Recently David Graeber and I wrote an article together attempting to explain why anarchist ideas have received almost no attention in the academy. When you think of it, academia is full of Marxist radicals, but only a handful of professed anarchists. We came to a conclusion that it must have something to do with anarchism's concern with forms of
practice; with its insistence that one's means most be consonant with one's ends; with its stubborn rejection of the idea that we can create freedom through authoritarian means, embracing instead the position that we should embody the society we wish to create. All of this does not square very well with operating within a university. The university has survived in much the same form since the middle ages, waging intellectual battles at conferences, re-enforcing class distinctions, making cabalistic decisions in secret rooms. As we stated in our article: "At the very least, one would imagine being an openly anarchist professor would mean challenging the way universities are run and that, of course, is going to get one in far more trouble than anything one could ever write".
Ironically enough, as if he was testing his own hypothesis, internationally respected anarchist anthropologist, David Graeber, was fired from Yale University a few days ago. Of course, that wasn't the official explanation. The official one reads that "his contract wasn't renewed" because of his lack of "collegiality". If you would allow me to translate this: the "lack of collegiality" that David had showed was when he was trying to defend his graduate students who were graduate union organizers. Union organizers are regularly targeted at Yale. When one brilliant graduate student organizer was almost kicked out for clearly fabricated reasons, David Graeber was the only member of her committee with the courage to openly stand up for her at that committee meeting, and then later at a faculty meeting. On david Graeber's behalf, Yale graduate students have initiated a petition which has been signed by almost all graduate and good number of undergraduate students of anthropology.

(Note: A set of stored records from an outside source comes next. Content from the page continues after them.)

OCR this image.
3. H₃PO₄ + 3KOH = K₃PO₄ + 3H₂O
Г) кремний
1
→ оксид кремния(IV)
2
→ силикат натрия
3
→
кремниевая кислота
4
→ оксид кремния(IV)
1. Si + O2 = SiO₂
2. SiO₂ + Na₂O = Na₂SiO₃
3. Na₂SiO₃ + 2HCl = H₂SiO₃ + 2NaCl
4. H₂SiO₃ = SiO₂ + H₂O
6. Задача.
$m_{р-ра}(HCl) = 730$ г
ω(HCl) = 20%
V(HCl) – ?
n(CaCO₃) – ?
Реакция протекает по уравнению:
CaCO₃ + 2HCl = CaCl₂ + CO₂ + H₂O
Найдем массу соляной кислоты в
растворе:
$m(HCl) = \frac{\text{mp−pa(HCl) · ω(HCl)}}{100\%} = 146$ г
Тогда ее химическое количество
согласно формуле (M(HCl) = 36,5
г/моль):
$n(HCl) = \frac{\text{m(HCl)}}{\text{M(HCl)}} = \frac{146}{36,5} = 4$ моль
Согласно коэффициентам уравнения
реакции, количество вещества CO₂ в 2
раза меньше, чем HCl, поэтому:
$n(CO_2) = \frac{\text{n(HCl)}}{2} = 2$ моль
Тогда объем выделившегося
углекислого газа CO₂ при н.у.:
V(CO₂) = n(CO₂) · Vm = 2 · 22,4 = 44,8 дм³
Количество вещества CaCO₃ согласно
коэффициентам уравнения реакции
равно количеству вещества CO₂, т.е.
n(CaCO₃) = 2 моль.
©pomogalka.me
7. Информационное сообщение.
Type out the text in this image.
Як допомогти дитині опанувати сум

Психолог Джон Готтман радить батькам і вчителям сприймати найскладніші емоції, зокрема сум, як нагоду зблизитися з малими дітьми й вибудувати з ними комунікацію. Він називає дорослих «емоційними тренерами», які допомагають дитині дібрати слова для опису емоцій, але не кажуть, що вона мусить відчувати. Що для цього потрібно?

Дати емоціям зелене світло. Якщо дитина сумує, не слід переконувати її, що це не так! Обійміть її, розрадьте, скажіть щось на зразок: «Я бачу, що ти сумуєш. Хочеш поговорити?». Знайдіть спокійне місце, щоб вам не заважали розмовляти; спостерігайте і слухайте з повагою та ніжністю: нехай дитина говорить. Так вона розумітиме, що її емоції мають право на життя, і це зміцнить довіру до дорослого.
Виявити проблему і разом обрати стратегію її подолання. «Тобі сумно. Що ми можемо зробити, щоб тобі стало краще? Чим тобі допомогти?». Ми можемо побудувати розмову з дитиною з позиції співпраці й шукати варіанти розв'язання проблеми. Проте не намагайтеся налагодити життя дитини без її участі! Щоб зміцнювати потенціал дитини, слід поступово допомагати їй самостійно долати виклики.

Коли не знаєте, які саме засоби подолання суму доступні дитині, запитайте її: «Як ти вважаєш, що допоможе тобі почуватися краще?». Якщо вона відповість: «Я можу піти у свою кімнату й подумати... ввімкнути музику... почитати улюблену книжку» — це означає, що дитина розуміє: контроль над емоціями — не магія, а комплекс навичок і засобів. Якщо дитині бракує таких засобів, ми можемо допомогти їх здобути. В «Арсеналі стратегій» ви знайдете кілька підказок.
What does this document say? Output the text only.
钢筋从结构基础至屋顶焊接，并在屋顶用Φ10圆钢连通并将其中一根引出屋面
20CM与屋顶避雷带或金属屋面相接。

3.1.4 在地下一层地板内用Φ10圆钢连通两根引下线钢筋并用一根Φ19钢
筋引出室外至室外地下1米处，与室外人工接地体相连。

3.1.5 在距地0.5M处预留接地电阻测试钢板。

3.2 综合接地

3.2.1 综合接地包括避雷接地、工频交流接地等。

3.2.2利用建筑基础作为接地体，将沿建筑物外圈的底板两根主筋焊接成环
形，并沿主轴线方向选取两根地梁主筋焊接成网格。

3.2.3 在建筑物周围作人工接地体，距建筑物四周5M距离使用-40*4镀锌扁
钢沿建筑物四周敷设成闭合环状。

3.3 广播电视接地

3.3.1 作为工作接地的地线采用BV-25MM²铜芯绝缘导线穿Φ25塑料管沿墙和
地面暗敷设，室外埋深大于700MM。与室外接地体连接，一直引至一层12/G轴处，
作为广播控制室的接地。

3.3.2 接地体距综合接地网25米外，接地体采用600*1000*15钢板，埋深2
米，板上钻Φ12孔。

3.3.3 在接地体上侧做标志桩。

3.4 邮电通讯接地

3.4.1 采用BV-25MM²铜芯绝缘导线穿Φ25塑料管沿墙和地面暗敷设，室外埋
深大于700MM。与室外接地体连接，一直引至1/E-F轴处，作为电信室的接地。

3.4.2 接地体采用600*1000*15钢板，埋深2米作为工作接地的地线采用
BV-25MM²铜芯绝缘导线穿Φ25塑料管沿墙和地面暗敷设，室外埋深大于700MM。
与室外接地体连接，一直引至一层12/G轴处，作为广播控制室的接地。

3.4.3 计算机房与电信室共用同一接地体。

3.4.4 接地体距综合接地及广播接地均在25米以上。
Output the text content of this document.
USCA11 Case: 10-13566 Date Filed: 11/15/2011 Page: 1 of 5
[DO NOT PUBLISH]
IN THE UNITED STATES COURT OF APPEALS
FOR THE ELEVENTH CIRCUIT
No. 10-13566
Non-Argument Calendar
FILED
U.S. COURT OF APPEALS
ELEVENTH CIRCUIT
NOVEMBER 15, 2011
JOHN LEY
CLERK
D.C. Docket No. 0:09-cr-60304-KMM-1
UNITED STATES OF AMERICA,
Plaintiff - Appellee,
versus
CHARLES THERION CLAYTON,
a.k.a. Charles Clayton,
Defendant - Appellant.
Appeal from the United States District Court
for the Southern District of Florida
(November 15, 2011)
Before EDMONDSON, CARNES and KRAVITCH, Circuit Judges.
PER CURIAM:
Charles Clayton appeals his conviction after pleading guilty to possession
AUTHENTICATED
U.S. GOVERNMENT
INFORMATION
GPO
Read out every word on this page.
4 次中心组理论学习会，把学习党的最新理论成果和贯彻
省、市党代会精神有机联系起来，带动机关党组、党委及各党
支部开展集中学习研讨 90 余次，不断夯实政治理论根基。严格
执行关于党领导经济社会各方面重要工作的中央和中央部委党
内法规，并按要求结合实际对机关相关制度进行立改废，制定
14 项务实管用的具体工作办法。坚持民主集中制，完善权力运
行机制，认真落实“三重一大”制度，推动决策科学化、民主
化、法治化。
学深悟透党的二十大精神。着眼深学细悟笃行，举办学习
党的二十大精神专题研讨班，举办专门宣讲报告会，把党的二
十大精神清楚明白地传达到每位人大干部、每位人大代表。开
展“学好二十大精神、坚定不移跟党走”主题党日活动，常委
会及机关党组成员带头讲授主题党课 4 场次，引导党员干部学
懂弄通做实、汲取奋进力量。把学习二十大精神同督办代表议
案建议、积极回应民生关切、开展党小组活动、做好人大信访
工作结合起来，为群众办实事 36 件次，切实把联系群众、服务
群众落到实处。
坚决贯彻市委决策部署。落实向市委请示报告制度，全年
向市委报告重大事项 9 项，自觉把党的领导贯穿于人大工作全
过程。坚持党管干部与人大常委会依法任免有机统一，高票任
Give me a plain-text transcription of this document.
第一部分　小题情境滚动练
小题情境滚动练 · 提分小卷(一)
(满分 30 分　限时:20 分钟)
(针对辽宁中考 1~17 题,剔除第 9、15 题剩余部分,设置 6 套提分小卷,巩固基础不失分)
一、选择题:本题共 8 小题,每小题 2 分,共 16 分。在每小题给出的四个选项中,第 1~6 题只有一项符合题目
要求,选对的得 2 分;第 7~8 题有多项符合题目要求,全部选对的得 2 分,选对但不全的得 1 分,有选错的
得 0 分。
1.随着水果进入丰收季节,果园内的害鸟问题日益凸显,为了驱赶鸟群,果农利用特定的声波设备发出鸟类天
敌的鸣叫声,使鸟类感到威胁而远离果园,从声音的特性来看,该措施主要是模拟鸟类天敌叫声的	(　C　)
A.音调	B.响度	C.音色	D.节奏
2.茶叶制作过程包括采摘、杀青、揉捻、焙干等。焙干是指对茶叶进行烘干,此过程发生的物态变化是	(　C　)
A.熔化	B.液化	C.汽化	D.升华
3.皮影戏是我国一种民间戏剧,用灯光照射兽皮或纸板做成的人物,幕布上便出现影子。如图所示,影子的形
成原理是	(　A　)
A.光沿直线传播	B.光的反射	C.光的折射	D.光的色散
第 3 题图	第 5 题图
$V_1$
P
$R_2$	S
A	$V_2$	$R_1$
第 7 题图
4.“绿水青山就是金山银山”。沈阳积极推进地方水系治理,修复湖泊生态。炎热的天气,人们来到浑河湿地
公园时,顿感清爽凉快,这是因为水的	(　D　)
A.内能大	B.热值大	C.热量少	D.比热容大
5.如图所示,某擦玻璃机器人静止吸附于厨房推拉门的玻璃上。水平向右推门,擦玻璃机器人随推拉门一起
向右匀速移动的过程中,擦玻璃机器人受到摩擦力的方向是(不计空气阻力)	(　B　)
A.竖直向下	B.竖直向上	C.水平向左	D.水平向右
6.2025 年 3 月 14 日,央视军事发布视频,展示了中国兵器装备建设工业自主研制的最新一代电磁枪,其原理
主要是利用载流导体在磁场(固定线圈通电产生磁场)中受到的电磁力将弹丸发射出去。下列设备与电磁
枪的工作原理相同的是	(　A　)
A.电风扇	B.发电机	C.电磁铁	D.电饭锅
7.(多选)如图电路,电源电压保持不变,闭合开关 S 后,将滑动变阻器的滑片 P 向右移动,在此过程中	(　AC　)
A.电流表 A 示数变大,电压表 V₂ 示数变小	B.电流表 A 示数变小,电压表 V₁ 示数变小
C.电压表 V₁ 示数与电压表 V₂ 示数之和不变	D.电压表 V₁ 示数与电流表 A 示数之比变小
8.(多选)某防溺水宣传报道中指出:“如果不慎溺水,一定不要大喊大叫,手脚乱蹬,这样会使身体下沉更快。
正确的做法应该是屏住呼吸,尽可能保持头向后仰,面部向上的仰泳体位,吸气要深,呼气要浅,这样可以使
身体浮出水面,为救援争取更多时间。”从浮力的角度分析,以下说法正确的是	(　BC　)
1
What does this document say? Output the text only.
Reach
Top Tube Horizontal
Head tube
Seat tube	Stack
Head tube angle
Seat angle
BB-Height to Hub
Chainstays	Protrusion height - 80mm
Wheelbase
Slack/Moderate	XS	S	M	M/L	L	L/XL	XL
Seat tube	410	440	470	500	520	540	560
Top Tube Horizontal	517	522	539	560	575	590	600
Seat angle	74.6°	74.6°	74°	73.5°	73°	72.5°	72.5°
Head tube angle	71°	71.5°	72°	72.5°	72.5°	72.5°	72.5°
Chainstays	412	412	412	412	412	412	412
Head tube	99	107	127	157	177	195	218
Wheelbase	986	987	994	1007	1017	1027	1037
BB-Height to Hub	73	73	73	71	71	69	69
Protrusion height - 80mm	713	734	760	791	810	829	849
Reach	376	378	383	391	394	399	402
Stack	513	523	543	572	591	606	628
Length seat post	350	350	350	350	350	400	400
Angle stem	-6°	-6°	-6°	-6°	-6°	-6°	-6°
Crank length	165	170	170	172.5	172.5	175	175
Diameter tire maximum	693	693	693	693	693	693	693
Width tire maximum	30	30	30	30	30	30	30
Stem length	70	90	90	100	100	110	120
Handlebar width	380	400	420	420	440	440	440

So, why has David Graeber been given the boot? To begin with the obvious, he is an unrepentant anarchist. David Graeber was one of the spokespeople for the Anti Capitalist Convergence during the World Economic Forum protests in New York. He was an activist with Direct Action Network. He is one of the founding members of the Peoples Global Action infopoint in New York. And he had authored many essays and articles on anarchism. But he never did any organizing or activism on campus.

What perhaps was David Graeber's greatest crime was simply his apparently over optimistic belief that he could remain true to his anarchist principles within the academy. Graeber believes that graduate school should be more than a training camp for becoming a commodity on the academic market. Rather it should also be about joy and creativity. Anyone who goes through a graduate program knows that such institutions are all about socialization as an academic, much of which requires the destruction of the sense of joy and creativity in learning, thinking and imagining that draws people to become scholars in the first place. For certain, some universities are worse then others. For various reasons, Yale seems to specialize in this kind of soul-crushing sport.

David Graeber offered his students an alternative model. He believes that it's possible to be an academic intellectual and not an academic prostitute, that it is possible not to sacrifice everything that makes life enjoyable, that it is possible to be both intellectually productive and politically committed. Given such convictions, is it little wonder that David Graeber was given the boot?

As a close friend of David's, I have witnessed a somewhat frantic activity on the behalf of a few members of the Yale faculty to have him fired. Not incidentally, these faculty members have not been speaking to David since his name was mentioned in the papers in conjunction with the WEF protests three years ago. But ostracizing him was difficult. Not only because of few decent colleagues who ardently defended him. Since that time David has published two well respected books and articles in dozens of languages. Last year the Yale bureaucracy renewed David's contract for only two years, citing his behavior as not being in accordance with Yale's "academic ethics" and said that his contract might be extended two more years if he improved "his behavior".

Last Tuesday a meeting was held to consider David's reappointment. Only senior faculty were allowed to attend and David was not permitted to respond to his accusations, nor where his accusers expected to present evidence. After an extended slander fest, participants seem to have concluded that it doesn't really matter if the accusations are false and trivial, because his presence is clearly divisive thus it would be safer to just kick him out.

As someone who has spent many wonderful moments with David, I am certainly not neutral here. But neither should you be. This issue extends beyond the academic career of David Graeber. And beyond the price one may have to pay for advocating anarchism in the academy. In this country, at this exciting and surreal point of its history, this could happen, as it already has, on so many different levels, to anybody who refuses to participate in the Salem-like atmosphere that is being systematically promoted in institutions like Yale, or Columbia, or Colorado. To support David Graeber is to say that we have had enough of this nation-wide persecution of leftist professors, accused of
'falsifying' their "Native American identity", of supporting anti-Semitism, or of being anarchists. To support David Graeber means to support academic freedom and to reject the conformist dictate of fear and obedience in the US academy."